Even among those who show up, not everyone will take the bait. But at least they showed up.

In about ten months we all have an opportunity to vote on the results of those caucuses – for candidates for local, state and national offices, each running on issues on which they think a majority of those actually voting will support. Then, typically, we settle back to become part of the audience to the bright shining points of light evident in a place that works; or, alternatively, to observing a continuing political train wreck.

Tonight at my caucus, at minimum I expect to see two young people stopping by, introducing themselves as possible nominees for state legislature, running for the seat from which the incumbent, Joann Ward, is retiring. Joann has been outstanding in her three terms.

I’d like to introduce the two people I know of who’ll (probably somewhat nervously) show up in my caucus room tonight: see Greta Bjerkness, also on Facebook; and Tou Xiong001.

Greta has already called me on the phone; Tou (pronounced “two”, stopped by here on a bitterly cold Sunday afternoon to drop off his flier. Both made excellent impressions, and between now and March 10 will be very hard work for both (and possibly others) who seek citizen endorsement to represent tens of thousands of us in the state legislature.

In the meantime, other citizens, people I know, have been sending around positions on issues of one kind or another, both here in Minnesota, and even other states. At every caucus, resolutions on issues will be proposed by citizens.
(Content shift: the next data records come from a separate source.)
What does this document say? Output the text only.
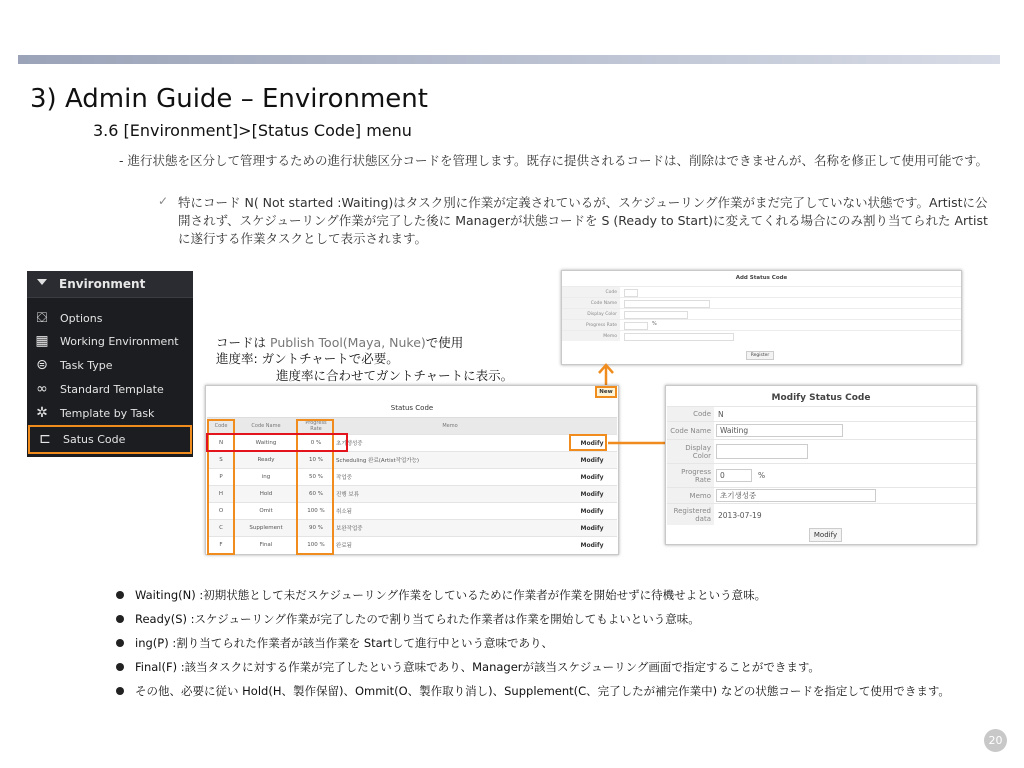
3) Admin Guide – Environment
3.6 [Environment]>[Status Code] menu
- 進行状態を区分して管理するための進行状態区分コードを管理します。既存に提供されるコードは、削除はできませんが、名称を修正して使用可能です。
✓ 特にコード N( Not started :Waiting)はタスク別に作業が定義されているが、スケジューリング作業がまだ完了していない状態です。Artistに公開されず、スケジューリング作業が完了した後に Managerが状態コードを S (Ready to Start)に変えてくれる場合にのみ割り当てられた Artistに遂行する作業タスクとして表示されます。
Environment
⛋	Options
▦ Working Environment
⊜ Task Type
∞ Standard Template
✲ Template by Task
⊏ Satus Code
コードは Publish Tool(Maya, Nuke)で使用
進度率: ガントチャートで必要。
進度率に合わせてガントチャートに表示。
Add Status Code
Code
Code Name
Display Color
Progress Rate	%
Memo
Register
Status Code
Code	Code Name	Progress Rate	Memo
N	Waiting	0 %	초기생성중	Modify
S	Ready	10 %	Scheduling 완료(Artist작업가능)	Modify
P	ing	50 %	작업중	Modify
H	Hold	60 %	진행 보류	Modify
O	Omit	100 %	취소됨	Modify
C	Supplement	90 %	보완작업중	Modify
F	Final	100 %	완료됨	Modify
New
Modify Status Code
Code N
Code Name	Waiting
Display Color
Progress Rate	0	%
Memo	초기생성중
Registered data 2013-07-19
Modify
Waiting(N) :初期状態として未だスケジューリング作業をしているために作業者が作業を開始せずに待機せよという意味。
Ready(S) :スケジューリング作業が完了したので割り当てられた作業者は作業を開始してもよいという意味。
ing(P) :割り当てられた作業者が該当作業を Startして進行中という意味であり、
Final(F) :該当タスクに対する作業が完了したという意味であり、Managerが該当スケジューリング画面で指定することができます。
その他、必要に従い Hold(H、製作保留)、Ommit(O、製作取り消し)、Supplement(C、完了したが補完作業中) などの状態コードを指定して使用できます。
20
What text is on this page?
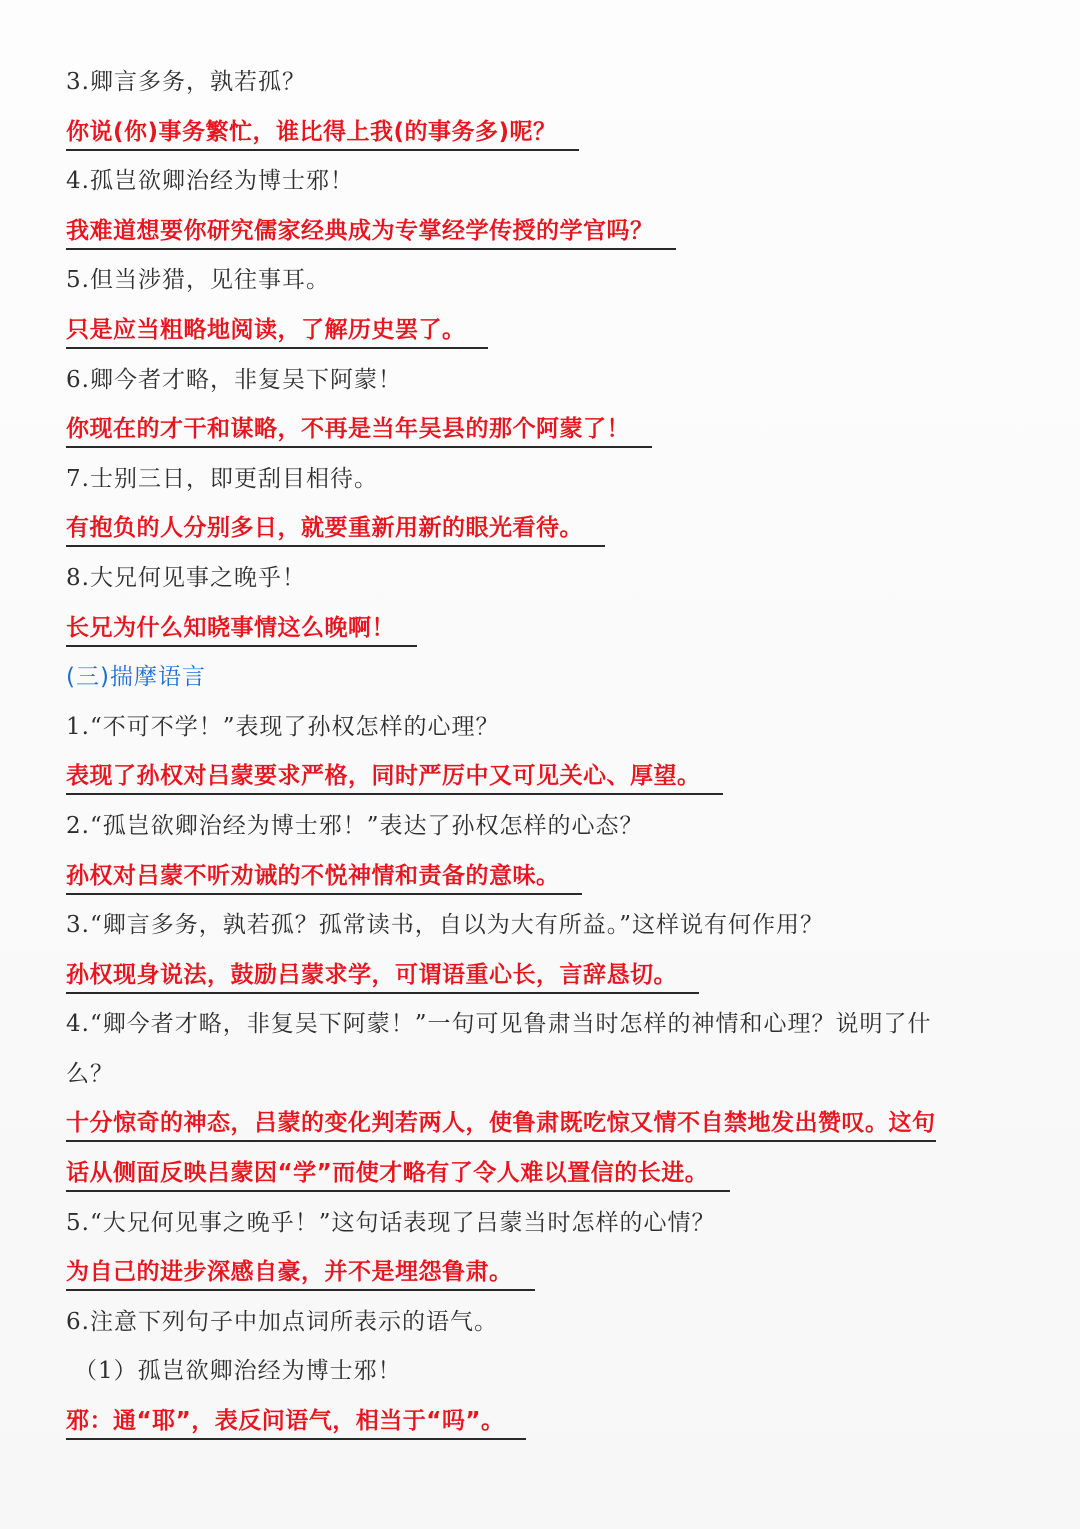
3.卿言多务，孰若孤？
你说(你)事务繁忙，谁比得上我(的事务多)呢？
4.孤岂欲卿治经为博士邪！
我难道想要你研究儒家经典成为专掌经学传授的学官吗？
5.但当涉猎，见往事耳。
只是应当粗略地阅读，了解历史罢了。
6.卿今者才略，非复吴下阿蒙！
你现在的才干和谋略，不再是当年吴县的那个阿蒙了！
7.士别三日，即更刮目相待。
有抱负的人分别多日，就要重新用新的眼光看待。
8.大兄何见事之晚乎！
长兄为什么知晓事情这么晚啊！
(三)揣摩语言
1.“不可不学！”表现了孙权怎样的心理？
表现了孙权对吕蒙要求严格，同时严厉中又可见关心、厚望。
2.“孤岂欲卿治经为博士邪！”表达了孙权怎样的心态？
孙权对吕蒙不听劝诫的不悦神情和责备的意味。
3.“卿言多务，孰若孤？孤常读书，自以为大有所益。”这样说有何作用？
孙权现身说法，鼓励吕蒙求学，可谓语重心长，言辞恳切。
4.“卿今者才略，非复吴下阿蒙！”一句可见鲁肃当时怎样的神情和心理？说明了什
么？
十分惊奇的神态，吕蒙的变化判若两人，使鲁肃既吃惊又情不自禁地发出赞叹。这句
话从侧面反映吕蒙因“学”而使才略有了令人难以置信的长进。
5.“大兄何见事之晚乎！”这句话表现了吕蒙当时怎样的心情？
为自己的进步深感自豪，并不是埋怨鲁肃。
6.注意下列句子中加点词所表示的语气。
（1）孤岂欲卿治经为博士邪！
邪：通“耶”，表反问语气，相当于“吗”。
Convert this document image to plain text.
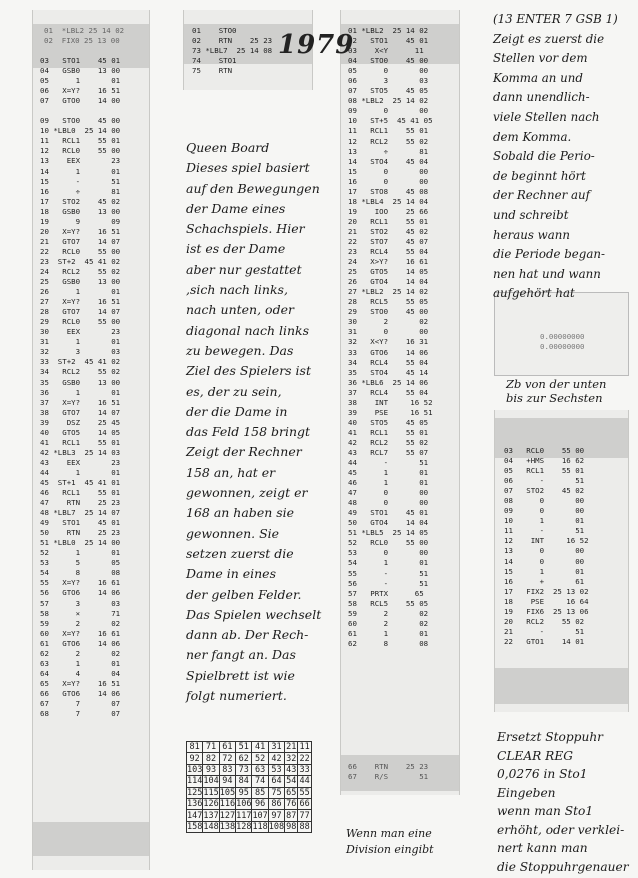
1979
01  *LBL2 25 14 02
02  FIX0 25 13 00
03   STO1    45 01
04   GSB0    13 00
05      1       01
06   X=Y?    16 51
07   GTO0    14 00
09   STO0    45 00
10 *LBL0  25 14 00
11   RCL1    55 01
12   RCL0    55 00
13    EEX       23
14      1       01
15      -       51
16      ÷       81
17   STO2    45 02
18   GSB0    13 00
19      9       09
20   X=Y?    16 51
21   GTO7    14 07
22   RCL0    55 00
23  ST+2  45 41 02
24   RCL2    55 02
25   GSB0    13 00
26      1       01
27   X=Y?    16 51
28   GTO7    14 07
29   RCL0    55 00
30    EEX       23
31      1       01
32      3       03
33  ST+2  45 41 02
34   RCL2    55 02
35   GSB0    13 00
36      1       01
37   X=Y?    16 51
38   GTO7    14 07
39    DSZ    25 45
40   GTO5    14 05
41   RCL1    55 01
42 *LBL3  25 14 03
43    EEX       23
44      1       01
45  ST+1  45 41 01
46   RCL1    55 01
47    RTN    25 23
48 *LBL7  25 14 07
49   STO1    45 01
50    RTN    25 23
51 *LBL0  25 14 00
52      1       01
53      5       05
54      8       08
55   X=Y?    16 61
56   GTO6    14 06
57      3       03
58      ×       71
59      2       02
60   X=Y?    16 61
61   GTO6    14 06
62      2       02
63      1       01
64      4       04
65   X=Y?    16 51
66   GTO6    14 06
67      7       07
68      7       07
01    STO0
02    RTN    25 23
73 *LBL7  25 14 08
74    STO1
75    RTN
01 *LBL2  25 14 02
02   STO1    45 01
03    X<Y      11
04   STO0    45 00
05      0       00
06      3       03
07   STO5    45 05
08 *LBL2  25 14 02
09      0       00
10   ST+5  45 41 05
11   RCL1    55 01
12   RCL2    55 02
13      ÷       81
14   STO4    45 04
15      0       00
16      0       00
17   STO8    45 08
18 *LBL4  25 14 04
19    IOO    25 66
20   RCL1    55 01
21   STO2    45 02
22   STO7    45 07
23   RCL4    55 04
24   X>Y?    16 61
25   GTO5    14 05
26   GTO4    14 04
27 *LBL2  25 14 02
28   RCL5    55 05
29   STO0    45 00
30      2       02
31      0       00
32   X<Y?    16 31
33   GTO6    14 06
34   RCL4    55 04
35   STO4    45 14
36 *LBL6  25 14 06
37   RCL4    55 04
38    INT     16 52
39    PSE     16 51
40   STO5    45 05
41   RCL1    55 01
42   RCL2    55 02
43   RCL7    55 07
44      -       51
45      1       01
46      1       01
47      0       00
48      0       00
49   STO1    45 01
50   GTO4    14 04
51 *LBL5  25 14 05
52   RCL0    55 00
53      0       00
54      1       01
55      -       51
56      -       51
57   PRTX      65
58   RCL5    55 05
59      2       02
60      2       02
61      1       01
62      8       08
66    RTN    25 23
67    R/S       51
03   RCL0    55 00
04   +HMS    16 62
05   RCL1    55 01
06      -       51
07   STO2    45 02
08      0       00
09      0       00
10      1       01
11      -       51
12    INT     16 52
13      0       00
14      0       00
15      1       01
16      +       61
17   FIX2  25 13 02
18    PSE     16 64
19   FIX6  25 13 06
20   RCL2    55 02
21      -       51
22   GTO1    14 01
0.00000000
Queen Board
Dieses spiel basiert
auf den Bewegungen
der Dame eines
Schachspiels. Hier
ist es der Dame
aber nur gestattet
,sich nach links,
nach unten, oder
diagonal nach links
zu bewegen. Das
Ziel des Spielers ist
es, der zu sein,
der die Dame in
das Feld 158 bringt
Zeigt der Rechner
158 an, hat er
gewonnen, zeigt er
168 an haben sie
gewonnen. Sie
setzen zuerst die
Dame in eines
der gelben Felder.
Das Spielen wechselt
dann ab. Der Rech-
ner fangt an. Das
Spielbrett ist wie
folgt numeriert.
(13 ENTER 7 GSB 1)
Zeigt es zuerst die
Stellen vor dem
Komma an und
dann unendlich-
viele Stellen nach
dem Komma.
Sobald die Perio-
de beginnt hört
der Rechner auf
und schreibt
heraus wann
die Periode began-
nen hat und wann
aufgehört hat
Zb von der unten
bis zur Sechsten
Ersetzt Stoppuhr
CLEAR REG
0,0276 in Sto1
Eingeben
wenn man Sto1
erhöht, oder verklei-
nert kann man
die Stoppuhrgenauer
Wenn man eine
Division eingibt
81	71	61	51	41	31	21	11
92	82	72	62	52	42	32	22
103	93	83	73	63	53	43	33
114	104	94	84	74	64	54	44
125	115	105	95	85	75	65	55
136	126	116	106	96	86	76	66
147	137	127	117	107	97	87	77
158	148	138	128	118	108	98	88
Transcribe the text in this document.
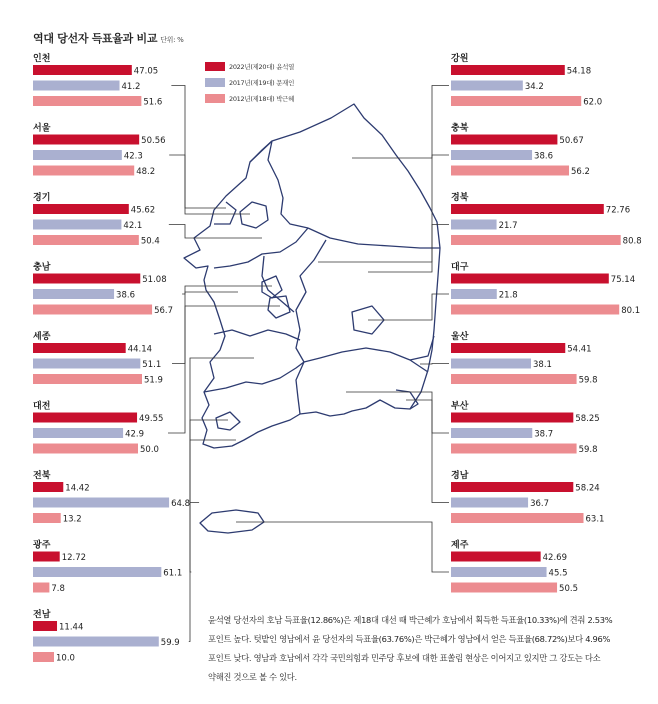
인천
47.05
41.2
51.6
서울
50.56
42.3
48.2
경기
45.62
42.1
50.4
충남
51.08
38.6
56.7
세종
44.14
51.1
51.9
대전
49.55
42.9
50.0
전북
14.42
64.8
13.2
광주
12.72
61.1
7.8
전남
11.44
59.9
10.0
강원
54.18
34.2
62.0
충북
50.67
38.6
56.2
경북
72.76
21.7
80.8
대구
75.14
21.8
80.1
울산
54.41
38.1
59.8
부산
58.25
38.7
59.8
경남
58.24
36.7
63.1
제주
42.69
45.5
50.5
역대 당선자 득표율과 비교 단위: %
2022년(제20대) 윤석열
2017년(제19대) 문재인
2012년(제18대) 박근혜
윤석열 당선자의 호남 득표율(12.86%)은 제18대 대선 때 박근혜가 호남에서 획득한 득표율(10.33%)에 견줘 2.53%포인트 높다. 텃밭인 영남에서 윤 당선자의 득표율(63.76%)은 박근혜가 영남에서 얻은 득표율(68.72%)보다 4.96%포인트 낮다. 영남과 호남에서 각각 국민의힘과 민주당 후보에 대한 표쏠림 현상은 이어지고 있지만 그 강도는 다소 약해진 것으로 볼 수 있다.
It does not take long to realize that whomever is elected, wherever, asks for the difficult job representing everyone.

But the most important job of all is that of each of us as citizens.

What we are is truly who we elect. And it behooves us to be active and well informed.

POSTNOTE: in Sunday’s blog I introduced an excellent book for citizens. Its simple title, Soul of the Citizen. It is short stories about making a difference.

Soul of a Citizen“…the book is now 18 years old [but that makes] no difference at all. We all can make a difference. One of Loeb’s chapters was headed by this quote, from Dorothy Day: “People say, what is the sense of our small effort. They cannot see that we must lay one brick at a time.”